When people are caught in the middle of transformation and feel confused and left out and nostalgic for times past it’s a natural reaction to describe the situation with condescension. The world is flat. Printing presses. Earth was the center of the universe. Cars would never replace horses. Growth and improvement and new ideas are often hard to absorb.
The advertising world is being turned on its head and has been for nearly 20 years. Martech can seem boring to some with Madison Ave and mass media pedigree. But those same people can have their minds blown by exploring new ideas enabled with martech.

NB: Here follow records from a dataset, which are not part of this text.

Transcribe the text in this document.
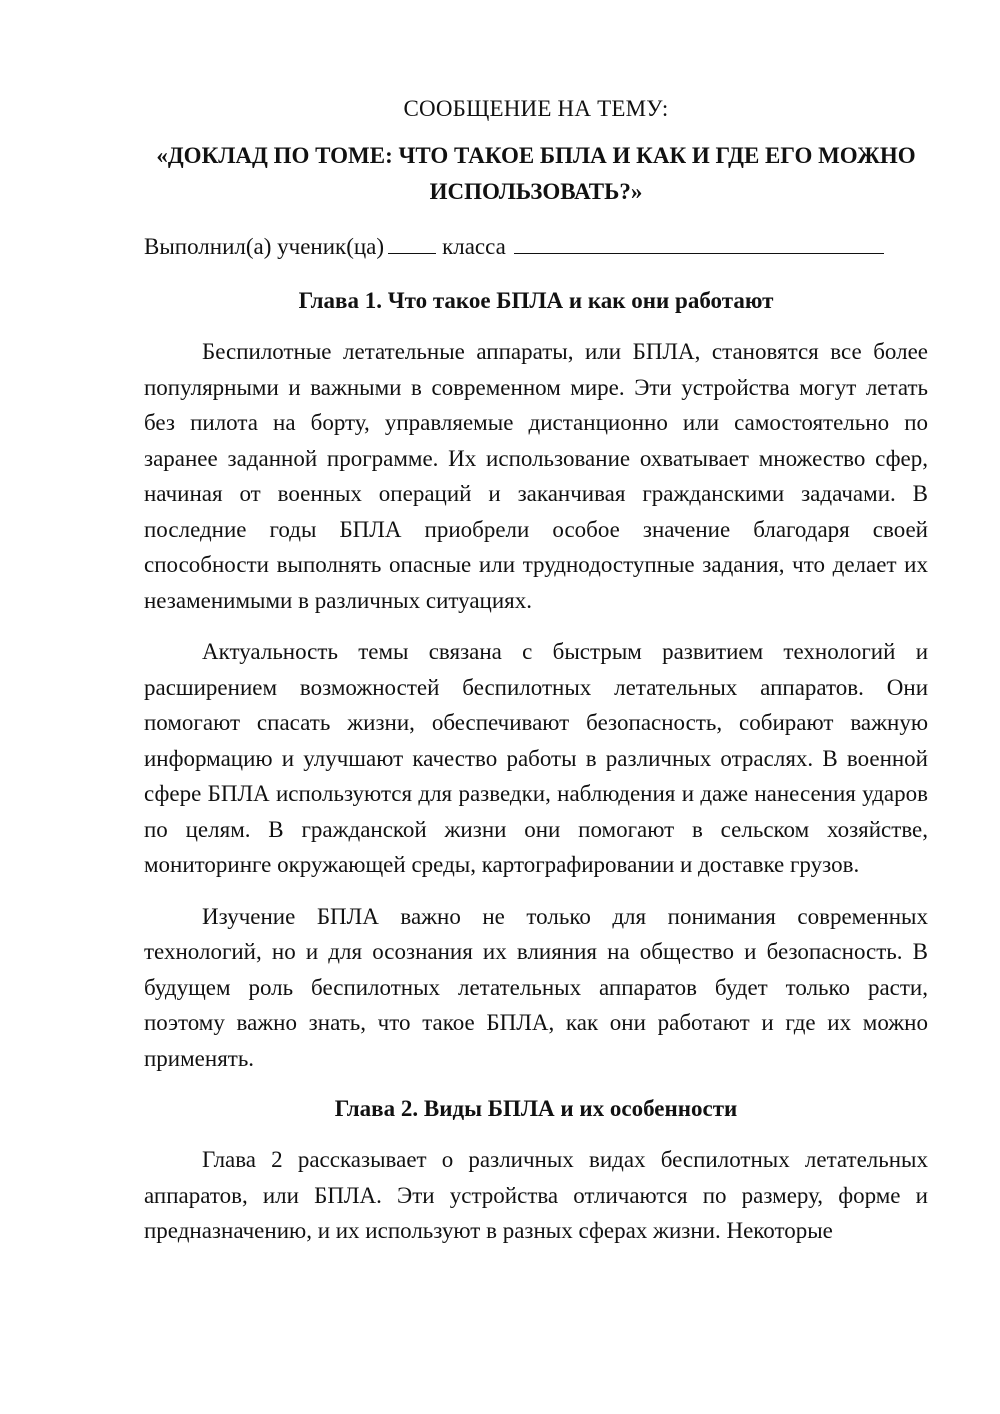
СООБЩЕНИЕ НА ТЕМУ:
«ДОКЛАД ПО ТОМЕ: ЧТО ТАКОЕ БПЛА И КАК И ГДЕ ЕГО МОЖНО ИСПОЛЬЗОВАТЬ?»
Выполнил(а) ученик(ца)	класса
Глава 1. Что такое БПЛА и как они работают

Беспилотные летательные аппараты, или БПЛА, становятся все более популярными и важными в современном мире. Эти устройства могут летать без пилота на борту, управляемые дистанционно или самостоятельно по заранее заданной программе. Их использование охватывает множество сфер, начиная от военных операций и заканчивая гражданскими задачами. В последние годы БПЛА приобрели особое значение благодаря своей способности выполнять опасные или труднодоступные задания, что делает их незаменимыми в различных ситуациях.

Актуальность темы связана с быстрым развитием технологий и расширением возможностей беспилотных летательных аппаратов. Они помогают спасать жизни, обеспечивают безопасность, собирают важную информацию и улучшают качество работы в различных отраслях. В военной сфере БПЛА используются для разведки, наблюдения и даже нанесения ударов по целям. В гражданской жизни они помогают в сельском хозяйстве, мониторинге окружающей среды, картографировании и доставке грузов.

Изучение БПЛА важно не только для понимания современных технологий, но и для осознания их влияния на общество и безопасность. В будущем роль беспилотных летательных аппаратов будет только расти, поэтому важно знать, что такое БПЛА, как они работают и где их можно применять.

Глава 2. Виды БПЛА и их особенности

Глава 2 рассказывает о различных видах беспилотных летательных аппаратов, или БПЛА. Эти устройства отличаются по размеру, форме и предназначению, и их используют в разных сферах жизни. Некоторые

Martech makes all things marketing so much more cool and interesting than anytime I can think of in my 20+ years. Most importantly, martech impact can be measured in ways marketing has never been able to measure success before. Creativity is still incredibly important. But what we can do with creative ideas and how we reach new audiences and measure results – that is the wicked cool stuff.
Arts and crafts marketing has gone the way of the dodo, and that’s a good thing. Martech has democratized marketing and leveled playing fields for small and huge businesses. There is no way this is boring.
Scott this is one of the best things I’ve read on MarTech. I absolutely agree it doesn’t need to be boring, we’re solving the complex, and in fact what we’re pushing for is not pure simplicity but elegance married with simplicity. We must acknowledge limitations and push for answers despite them.
Recently I picked up the “Cartoon Guide to Statistics” and was struck by this widely-accepted axiom about the field of statistics:
“Statistics is not the practice of providing certainty; it is quantification of uncertainty.”
In many ways, this seems to be the noble goal of (honest & integritous) MarTech/AdTech:
Identify the black holes (awareness dark spots, tracking gaps, conversion gaps, revenue gaps) and then reduce them.
Beautiful Mr. Brinker … poetic even… loved every word.
Change is difficult and the dizzying aspect of the change of MarTech is a huge challenge for all of us. Perhaps people will read your letter and feel a little less alone, a little less like they have to have the answers and a little more like jumping in the deep end and trying to figure it out with the rest of us.
I think you are being unfair.
AdAge (at least in Aust) has only ever been concerned with the awards agencies give themselves, the so called ‘creative product’ so they can hang them on the foyer wall and congratulate themselves.
Pity so many of the ‘award-winning ads were the commercial equivalents of elephant poop. To be fair however, some numnut in a client approved them, so the agencies are not all to blame.
Martech is rapidly demolishing the bullshit associated with advertising, making it increasingly accountable, as well as opening up the whole marketing process to sensible, insightful and innovative management.
No wonder they get their knickers in a knot! .
Thank you Scott! I loved reading this and agree that we are charting new territory. Your marketing technology landscape map is amazing a a great tool to use to help clients understand the complexity we live with and try to navigate every day.
Great blog post, Scott! Whether martech is exciting or boring really does not matter. Fundamentally, martech is responding to changing customer behavior due to the explosion of tech-driven channels. The “complexity” of martech aims to simply the experience of the customer by leveraging these channels with insightful analytics built on clean data. Companies that do this well (e.g. Amazon, Netflix, Uber) create incredibly simple user experiences even if their martech and data is boring, complex, or whatever.